Eliminating falciparum malaria in south-east Asia would need drastic action involving society across a broad front, strong political commitment and determined and visionary leadership. Unfortunately malaria doesn’t pack much political punch as it mainly affects the poor and disenfranchised. The international and national organisations that deal with malaria are unused to radical action, and much more comfortable with slow consensus-building, and even slower responses. We have known about artemisinin resistance for more than seven years, but the response has been disappointing, and it has not worked.

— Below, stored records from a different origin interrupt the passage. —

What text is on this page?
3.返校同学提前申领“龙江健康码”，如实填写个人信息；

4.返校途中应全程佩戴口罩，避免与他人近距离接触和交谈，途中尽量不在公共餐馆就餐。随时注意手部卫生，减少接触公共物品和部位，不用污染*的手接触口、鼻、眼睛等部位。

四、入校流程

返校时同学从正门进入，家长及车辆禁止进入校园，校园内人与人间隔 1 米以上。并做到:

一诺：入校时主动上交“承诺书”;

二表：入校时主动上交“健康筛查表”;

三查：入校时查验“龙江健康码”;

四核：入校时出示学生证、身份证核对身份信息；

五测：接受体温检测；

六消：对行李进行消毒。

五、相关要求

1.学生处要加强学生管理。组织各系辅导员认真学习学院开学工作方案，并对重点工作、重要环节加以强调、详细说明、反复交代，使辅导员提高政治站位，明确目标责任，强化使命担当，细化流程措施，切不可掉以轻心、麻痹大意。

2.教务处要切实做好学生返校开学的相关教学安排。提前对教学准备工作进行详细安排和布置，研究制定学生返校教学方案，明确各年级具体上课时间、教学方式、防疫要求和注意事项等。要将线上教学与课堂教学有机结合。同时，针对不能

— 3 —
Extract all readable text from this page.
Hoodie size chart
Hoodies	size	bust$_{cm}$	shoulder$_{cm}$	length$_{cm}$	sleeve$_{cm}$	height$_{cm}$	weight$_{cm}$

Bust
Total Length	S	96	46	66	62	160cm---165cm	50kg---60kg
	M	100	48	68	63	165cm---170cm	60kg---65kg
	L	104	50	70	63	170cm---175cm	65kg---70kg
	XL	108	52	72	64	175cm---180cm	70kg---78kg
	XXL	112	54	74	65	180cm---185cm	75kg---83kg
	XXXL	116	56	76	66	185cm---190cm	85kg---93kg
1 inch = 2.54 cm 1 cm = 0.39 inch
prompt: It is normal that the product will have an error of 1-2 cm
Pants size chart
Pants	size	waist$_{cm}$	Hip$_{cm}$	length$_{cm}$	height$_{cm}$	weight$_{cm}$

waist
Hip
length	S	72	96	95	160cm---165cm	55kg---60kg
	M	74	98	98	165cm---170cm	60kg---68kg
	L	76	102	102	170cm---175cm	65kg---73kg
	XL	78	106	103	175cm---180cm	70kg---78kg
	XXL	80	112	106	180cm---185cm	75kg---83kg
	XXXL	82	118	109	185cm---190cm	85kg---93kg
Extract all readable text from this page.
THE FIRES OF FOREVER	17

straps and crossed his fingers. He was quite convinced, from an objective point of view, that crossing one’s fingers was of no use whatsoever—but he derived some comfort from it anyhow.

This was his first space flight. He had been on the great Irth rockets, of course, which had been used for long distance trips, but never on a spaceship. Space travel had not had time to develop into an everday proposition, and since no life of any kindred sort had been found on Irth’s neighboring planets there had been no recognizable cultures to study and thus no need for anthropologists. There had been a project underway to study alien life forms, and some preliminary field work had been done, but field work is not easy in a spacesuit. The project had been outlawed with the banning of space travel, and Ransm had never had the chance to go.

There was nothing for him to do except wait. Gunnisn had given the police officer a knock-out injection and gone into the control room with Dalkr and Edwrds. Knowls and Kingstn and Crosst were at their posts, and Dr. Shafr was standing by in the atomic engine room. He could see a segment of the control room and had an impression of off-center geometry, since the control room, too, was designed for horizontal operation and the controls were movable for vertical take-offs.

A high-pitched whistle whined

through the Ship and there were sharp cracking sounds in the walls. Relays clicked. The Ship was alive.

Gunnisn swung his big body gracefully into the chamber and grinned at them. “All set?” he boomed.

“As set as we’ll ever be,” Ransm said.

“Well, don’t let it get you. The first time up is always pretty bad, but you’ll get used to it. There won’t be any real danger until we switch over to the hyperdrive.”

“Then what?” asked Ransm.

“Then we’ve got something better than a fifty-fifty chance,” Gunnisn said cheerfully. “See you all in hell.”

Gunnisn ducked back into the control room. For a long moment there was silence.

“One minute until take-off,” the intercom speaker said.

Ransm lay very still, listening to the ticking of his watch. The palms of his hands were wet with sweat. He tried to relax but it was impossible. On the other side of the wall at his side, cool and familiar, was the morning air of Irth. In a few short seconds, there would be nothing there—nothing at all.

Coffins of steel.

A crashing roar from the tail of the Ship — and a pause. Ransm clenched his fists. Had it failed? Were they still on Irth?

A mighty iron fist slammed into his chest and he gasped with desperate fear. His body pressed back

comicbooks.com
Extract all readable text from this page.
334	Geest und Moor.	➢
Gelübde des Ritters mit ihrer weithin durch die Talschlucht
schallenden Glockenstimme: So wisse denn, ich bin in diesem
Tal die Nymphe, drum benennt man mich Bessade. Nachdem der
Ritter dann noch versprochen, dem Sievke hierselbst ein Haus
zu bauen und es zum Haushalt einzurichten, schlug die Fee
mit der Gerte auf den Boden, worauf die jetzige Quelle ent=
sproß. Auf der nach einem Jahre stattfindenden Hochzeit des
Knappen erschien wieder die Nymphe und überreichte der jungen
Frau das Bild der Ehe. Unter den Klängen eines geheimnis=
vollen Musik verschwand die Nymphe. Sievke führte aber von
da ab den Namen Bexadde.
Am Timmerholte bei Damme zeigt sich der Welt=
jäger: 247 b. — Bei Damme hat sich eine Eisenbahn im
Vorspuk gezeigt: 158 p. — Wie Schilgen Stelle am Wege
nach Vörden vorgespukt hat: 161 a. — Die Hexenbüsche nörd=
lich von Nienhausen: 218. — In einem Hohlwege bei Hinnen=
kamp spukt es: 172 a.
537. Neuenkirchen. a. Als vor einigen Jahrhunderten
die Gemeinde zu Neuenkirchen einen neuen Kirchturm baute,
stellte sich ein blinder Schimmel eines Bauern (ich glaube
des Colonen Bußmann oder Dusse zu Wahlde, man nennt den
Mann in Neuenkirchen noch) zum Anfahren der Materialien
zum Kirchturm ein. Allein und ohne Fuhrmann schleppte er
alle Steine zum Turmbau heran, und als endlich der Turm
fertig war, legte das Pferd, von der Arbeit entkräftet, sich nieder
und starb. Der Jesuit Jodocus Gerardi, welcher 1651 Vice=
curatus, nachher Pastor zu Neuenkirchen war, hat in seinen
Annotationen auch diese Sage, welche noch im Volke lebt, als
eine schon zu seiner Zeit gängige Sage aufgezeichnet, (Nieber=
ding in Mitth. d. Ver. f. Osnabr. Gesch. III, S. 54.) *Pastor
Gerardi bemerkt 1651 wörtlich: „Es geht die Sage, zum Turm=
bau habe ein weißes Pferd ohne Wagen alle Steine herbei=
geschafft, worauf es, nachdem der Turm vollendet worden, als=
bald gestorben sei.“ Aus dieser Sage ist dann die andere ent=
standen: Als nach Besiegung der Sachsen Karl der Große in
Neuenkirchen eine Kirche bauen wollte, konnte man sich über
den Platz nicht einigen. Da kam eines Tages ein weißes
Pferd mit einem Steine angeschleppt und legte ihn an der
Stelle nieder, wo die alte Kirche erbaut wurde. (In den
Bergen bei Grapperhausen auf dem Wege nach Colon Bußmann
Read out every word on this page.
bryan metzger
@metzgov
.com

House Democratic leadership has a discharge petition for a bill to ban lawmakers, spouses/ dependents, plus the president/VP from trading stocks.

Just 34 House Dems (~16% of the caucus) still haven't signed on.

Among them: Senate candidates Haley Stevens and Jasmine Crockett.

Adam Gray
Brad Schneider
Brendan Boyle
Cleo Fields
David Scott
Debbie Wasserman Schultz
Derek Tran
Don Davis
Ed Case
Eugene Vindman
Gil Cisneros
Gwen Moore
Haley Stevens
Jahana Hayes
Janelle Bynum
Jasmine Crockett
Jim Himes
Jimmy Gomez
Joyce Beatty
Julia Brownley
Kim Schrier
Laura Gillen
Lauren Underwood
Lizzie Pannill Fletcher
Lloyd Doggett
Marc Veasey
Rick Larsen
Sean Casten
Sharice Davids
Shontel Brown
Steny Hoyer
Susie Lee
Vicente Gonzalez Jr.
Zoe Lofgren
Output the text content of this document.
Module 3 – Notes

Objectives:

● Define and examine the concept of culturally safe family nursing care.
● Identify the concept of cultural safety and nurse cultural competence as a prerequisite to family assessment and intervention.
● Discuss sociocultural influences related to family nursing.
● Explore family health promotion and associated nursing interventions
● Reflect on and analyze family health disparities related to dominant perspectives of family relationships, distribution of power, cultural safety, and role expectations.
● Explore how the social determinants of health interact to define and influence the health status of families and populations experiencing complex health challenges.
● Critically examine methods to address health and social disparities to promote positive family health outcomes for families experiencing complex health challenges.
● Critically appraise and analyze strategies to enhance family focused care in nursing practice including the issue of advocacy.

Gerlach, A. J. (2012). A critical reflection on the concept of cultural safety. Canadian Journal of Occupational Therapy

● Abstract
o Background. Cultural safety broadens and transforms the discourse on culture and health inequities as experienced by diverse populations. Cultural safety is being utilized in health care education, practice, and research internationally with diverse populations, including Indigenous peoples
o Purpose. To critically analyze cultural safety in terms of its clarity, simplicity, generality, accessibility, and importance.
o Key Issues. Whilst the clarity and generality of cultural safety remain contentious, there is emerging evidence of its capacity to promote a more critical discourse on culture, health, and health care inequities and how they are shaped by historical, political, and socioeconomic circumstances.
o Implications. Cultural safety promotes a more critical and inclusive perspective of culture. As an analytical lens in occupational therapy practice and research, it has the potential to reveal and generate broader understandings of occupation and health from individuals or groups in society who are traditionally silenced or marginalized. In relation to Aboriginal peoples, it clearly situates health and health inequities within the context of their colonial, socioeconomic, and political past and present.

Somehow we need to learn how to respond to infectious disease threats like drug-resistant malaria quickly before they become serious, and we do not need to know everything before we take action.

Across clinical medicine we have underestimated the threats posed by new infections – including bird flu, the Mers coronavirus, Sars and the current ebola outbreak – and we have been complacent about the loss of life-saving anti-infective drugs to resistance. Many of you reading this article would not be alive if it weren’t for these miraculous medicines. Killers such as malaria, staph aureus, the pneumococcus, and gram-negative bacteria have been held at bay by inexpensive medicines which we squander and misuse in ourselves and our animal food sources.

These micro-organisms are becoming resistant faster than we can develop drugs to stop them. Falciparum malaria is just one example. Let us hope we can stop history repeating itself at a cost of millions of children’s lives.

Nicholas White is professor of Tropical Medicine at the University of Oxford and chairman of the Wellcome Trust-funded Mahidol Oxford Tropical Medicine Research Unit.